Da qui il duplice ribaltamento, politico e cinefilo, cinefilo e quindi politico, che ancora una volta passa attraverso un rimosso, un non visto e non guardato della Storia: nelle famose fotografie di Eadweard Muybridge alla base degli studi sul movimento delle immagini, abbiamo sempre guardato il cavallo, ma del fantino nero non conosciamo neppure il nome. In questo senso, lo spettrale ritorno di Otis Jr. nel finale - fantino nero sul cavallo che ha guidato il movimento durante tutto lo scontro con l'alieno - incorniciato (fotografato) da Peele sotto l'insegna Out Yonder (laggiù), sembra volersi porre come ideale e possibile controcampo della Storia: guardiamo lui, ora. Nessuna sottolineatura necessaria, nessun  banale conflitto messo in scena: solo la forza politica e mitopoietica delle immagini, alle quali Peele sembra riconoscere finalmente la centralità del loro ruolo nella definizione e percezione della realtà.

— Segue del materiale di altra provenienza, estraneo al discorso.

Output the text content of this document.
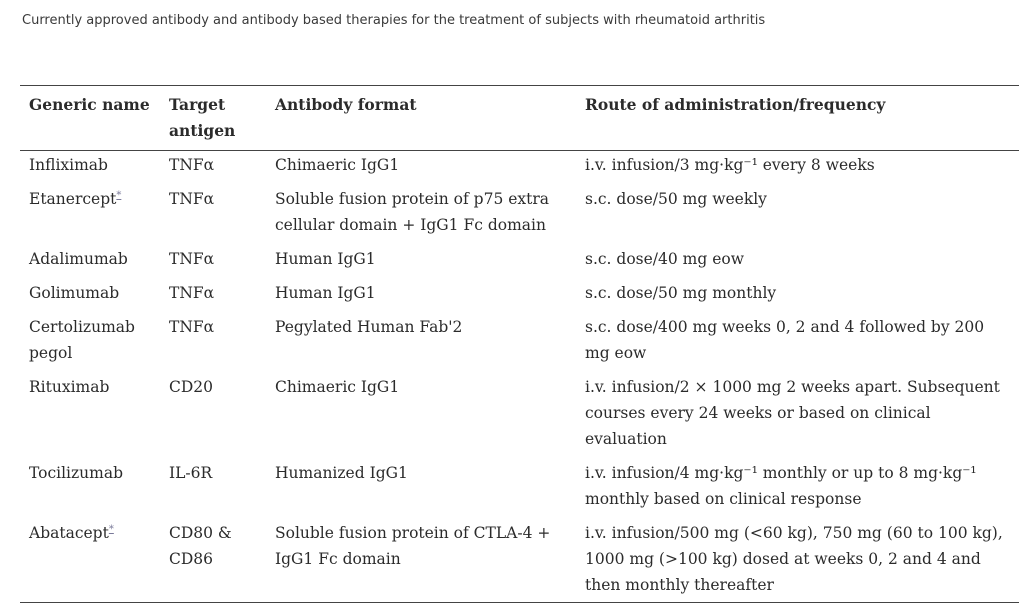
Currently approved antibody and antibody based therapies for the treatment of subjects with rheumatoid arthritis
Generic name	Target antigen	Antibody format	Route of administration/frequency
Infliximab	TNFα	Chimaeric IgG1	i.v. infusion/3 mg·kg⁻¹ every 8 weeks
Etanercept*	TNFα	Soluble fusion protein of p75 extra cellular domain + IgG1 Fc domain	s.c. dose/50 mg weekly
Adalimumab	TNFα	Human IgG1	s.c. dose/40 mg eow
Golimumab	TNFα	Human IgG1	s.c. dose/50 mg monthly
Certolizumab pegol	TNFα	Pegylated Human Fab'2	s.c. dose/400 mg weeks 0, 2 and 4 followed by 200 mg eow
Rituximab	CD20	Chimaeric IgG1	i.v. infusion/2 × 1000 mg 2 weeks apart. Subsequent courses every 24 weeks or based on clinical evaluation
Tocilizumab	IL-6R	Humanized IgG1	i.v. infusion/4 mg·kg⁻¹ monthly or up to 8 mg·kg⁻¹ monthly based on clinical response
Abatacept*	CD80 & CD86	Soluble fusion protein of CTLA-4 + IgG1 Fc domain	i.v. infusion/500 mg (<60 kg), 750 mg (60 to 100 kg), 1000 mg (>100 kg) dosed at weeks 0, 2 and 4 and then monthly thereafter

E non è certo un caso che guardando Nope vengano in mente soprattutto autori che hanno saputo mettere al centro della loro poetica questa consapevolezza, questa  smisurata e straordinaria fiducia. Spielberg naturalmente, evocato sia a livello meramente narrativo (la struttura della caccia alla bestia è quella de Lo squalo, ma rovesciata: il cielo e non il mare, l'alto e non il basso, la fotografia e non le armi), che in quello più squisitamente teorico (la meraviglia dell'incontro ravvicinato del terzo tipo qui perde totalmente la sua infantile purezza, diventando immediatamente preziosa ed egoistica occasione di sfruttamento e arricchimento). Altrettanto evidente poi, è la derivazione herzoghiana di Antlers Holst, direttore della fotografia e documentarista alla ricerca della sfida, del sacrificio, dell'impossible shot, così come lo Shyamalan di Signs, chiamato in causa soprattutto nella materializzazione spudorata e antropomorfa dell'alieno, la quale, prima di risolversi nello scherzo, sembra per un attimo far scivolare il racconto verso l'horror (nota a margine numero due: la sequenza dell'alieno alla festa di compleanno nel film del 2002 è ancora una delle cose più genuinamente terrificanti del nuovo millennio e guarda caso si tratta di una sequenza in cui sono protagoniste le immagini di un notiziario e il terrore nello sguardo di uno spettatore: Shyamalan believes). E tuttavia, mai compare la benché minima ombra del citazionismo, mai il rimandare a questo o quell'altro film, a questo o quell'altro autore, finisce per innescare lo sterile gioco dell'evocazione di fantasmi. Peele infatti antepone sempre la discussione critica alla citazione appassionata, fa scontrare e dialogare le immagini e i sentimenti del presente e del passato, evitando accuratamente qualsiasi forma di nostalgia. E mira alla testa, prima che al cuore del pubblico, facendo di Nope un film che finalmente chiede di essere guardato e pensato, prima di essere amato.